La décision du Conseil constitutionnel du 26 juillet 2012, rendue sur renvoi du Conseil d’État, examine la conformité à la Constitution du 5° du II de l’article L. 211-3 du code de l’environnement. Ce texte autorise l’autorité réglementaire à déterminer les conditions de délimitation de zones de protection des aires d’alimentation de captages d’eau potable et d’y établir un programme d’actions. Une fédération soutenait que ces dispositions méconnaissaient le principe de participation du public, le droit de propriété et le principe d’égalité. Le Conseil constitutionnel, saisi par voie de question prioritaire de constitutionnalité, a déclaré ces dispositions contraires à la Constitution pour défaut de mise en œuvre du principe de participation.

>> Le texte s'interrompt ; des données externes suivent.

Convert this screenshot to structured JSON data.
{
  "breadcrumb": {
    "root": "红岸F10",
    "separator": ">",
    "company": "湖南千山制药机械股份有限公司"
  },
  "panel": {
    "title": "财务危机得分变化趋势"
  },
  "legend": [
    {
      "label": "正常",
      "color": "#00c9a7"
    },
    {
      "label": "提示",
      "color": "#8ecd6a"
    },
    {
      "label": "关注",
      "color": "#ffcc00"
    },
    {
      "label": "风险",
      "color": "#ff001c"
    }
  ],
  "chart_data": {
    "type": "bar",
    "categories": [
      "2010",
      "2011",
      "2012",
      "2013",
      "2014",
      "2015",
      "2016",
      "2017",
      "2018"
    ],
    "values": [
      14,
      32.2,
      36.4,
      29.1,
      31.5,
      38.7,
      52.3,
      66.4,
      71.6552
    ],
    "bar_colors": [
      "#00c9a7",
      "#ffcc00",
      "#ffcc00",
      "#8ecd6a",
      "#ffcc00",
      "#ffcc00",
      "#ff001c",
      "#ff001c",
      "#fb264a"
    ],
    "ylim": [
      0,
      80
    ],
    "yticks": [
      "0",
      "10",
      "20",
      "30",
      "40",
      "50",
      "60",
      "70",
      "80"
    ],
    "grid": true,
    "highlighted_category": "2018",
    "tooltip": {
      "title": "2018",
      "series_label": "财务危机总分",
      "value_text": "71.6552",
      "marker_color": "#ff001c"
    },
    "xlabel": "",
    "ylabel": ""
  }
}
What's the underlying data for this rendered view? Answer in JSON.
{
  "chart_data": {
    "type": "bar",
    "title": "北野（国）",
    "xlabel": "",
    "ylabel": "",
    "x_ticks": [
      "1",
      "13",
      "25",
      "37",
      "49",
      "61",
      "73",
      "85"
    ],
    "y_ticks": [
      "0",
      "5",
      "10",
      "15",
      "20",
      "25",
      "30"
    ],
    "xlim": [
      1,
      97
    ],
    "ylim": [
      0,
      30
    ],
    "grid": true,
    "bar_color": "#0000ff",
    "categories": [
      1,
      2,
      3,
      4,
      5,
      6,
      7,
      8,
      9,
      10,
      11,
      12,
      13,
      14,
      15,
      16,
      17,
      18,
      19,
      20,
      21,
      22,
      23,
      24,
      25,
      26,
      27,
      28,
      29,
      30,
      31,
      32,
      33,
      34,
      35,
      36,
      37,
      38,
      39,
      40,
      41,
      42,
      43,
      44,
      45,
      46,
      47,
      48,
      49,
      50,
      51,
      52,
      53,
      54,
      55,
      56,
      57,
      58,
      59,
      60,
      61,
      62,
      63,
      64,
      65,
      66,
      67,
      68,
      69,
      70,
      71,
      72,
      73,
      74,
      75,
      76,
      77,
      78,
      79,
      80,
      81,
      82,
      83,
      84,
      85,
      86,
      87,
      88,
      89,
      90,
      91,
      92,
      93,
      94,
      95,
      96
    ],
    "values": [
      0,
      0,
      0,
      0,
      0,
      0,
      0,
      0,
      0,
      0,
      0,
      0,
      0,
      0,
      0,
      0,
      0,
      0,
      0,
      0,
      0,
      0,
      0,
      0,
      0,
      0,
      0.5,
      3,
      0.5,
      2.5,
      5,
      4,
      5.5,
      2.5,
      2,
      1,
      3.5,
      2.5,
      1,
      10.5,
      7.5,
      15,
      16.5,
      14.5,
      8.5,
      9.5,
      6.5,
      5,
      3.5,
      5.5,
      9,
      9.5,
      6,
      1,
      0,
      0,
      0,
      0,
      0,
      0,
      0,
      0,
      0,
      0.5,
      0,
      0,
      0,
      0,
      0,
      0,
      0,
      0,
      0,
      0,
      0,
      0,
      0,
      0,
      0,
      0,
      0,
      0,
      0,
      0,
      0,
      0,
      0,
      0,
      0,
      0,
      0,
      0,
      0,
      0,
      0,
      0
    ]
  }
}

Il a cependant reporté les effets de cette abrogation au 1er janvier 2013. La décision pose ainsi la question de l’effectivité des droits procéduraux environnementaux et des modalités du contrôle de constitutionnalité a posteriori.
**I. La consécration renforcée du principe de participation comme norme de référence du contrôle**
Le Conseil constitutionnel opère un contrôle strict de la mise en œuvre législative des principes constitutionnels environnementaux. Il rappelle d’abord que l’article 7 de la Charte de l’environnement garantit le droit de participation. Il précise que cette disposition figure « au nombre des droits et libertés que la Constitution garantit ». Le juge constitutionnel en déduit que « il incombe au législateur et, dans le cadre défini par la loi, aux autorités administratives de déterminer, dans le respect des principes ainsi énoncés, les modalités de la mise en oeuvre de ces dispositions ». Le grief tiré de l’absence de cadre procédural est donc recevable. Le Conseil estime ensuite que les décisions administratives de délimitation et d’établissement de programme constituent des « décisions publiques ayant une incidence sur l’environnement ». Le principe de participation leur est donc pleinement applicable. Le contrôle aboutit à un constat de carence législative. Le Conseil relève que « ni les dispositions contestées ni aucune autre disposition législative n’assurent la mise en oeuvre du principe de participation ». Il en conclut que « le législateur a méconnu l’étendue de sa compétence ». Cette censure pour incompétence négative consolide la valeur contraignante de la Charte.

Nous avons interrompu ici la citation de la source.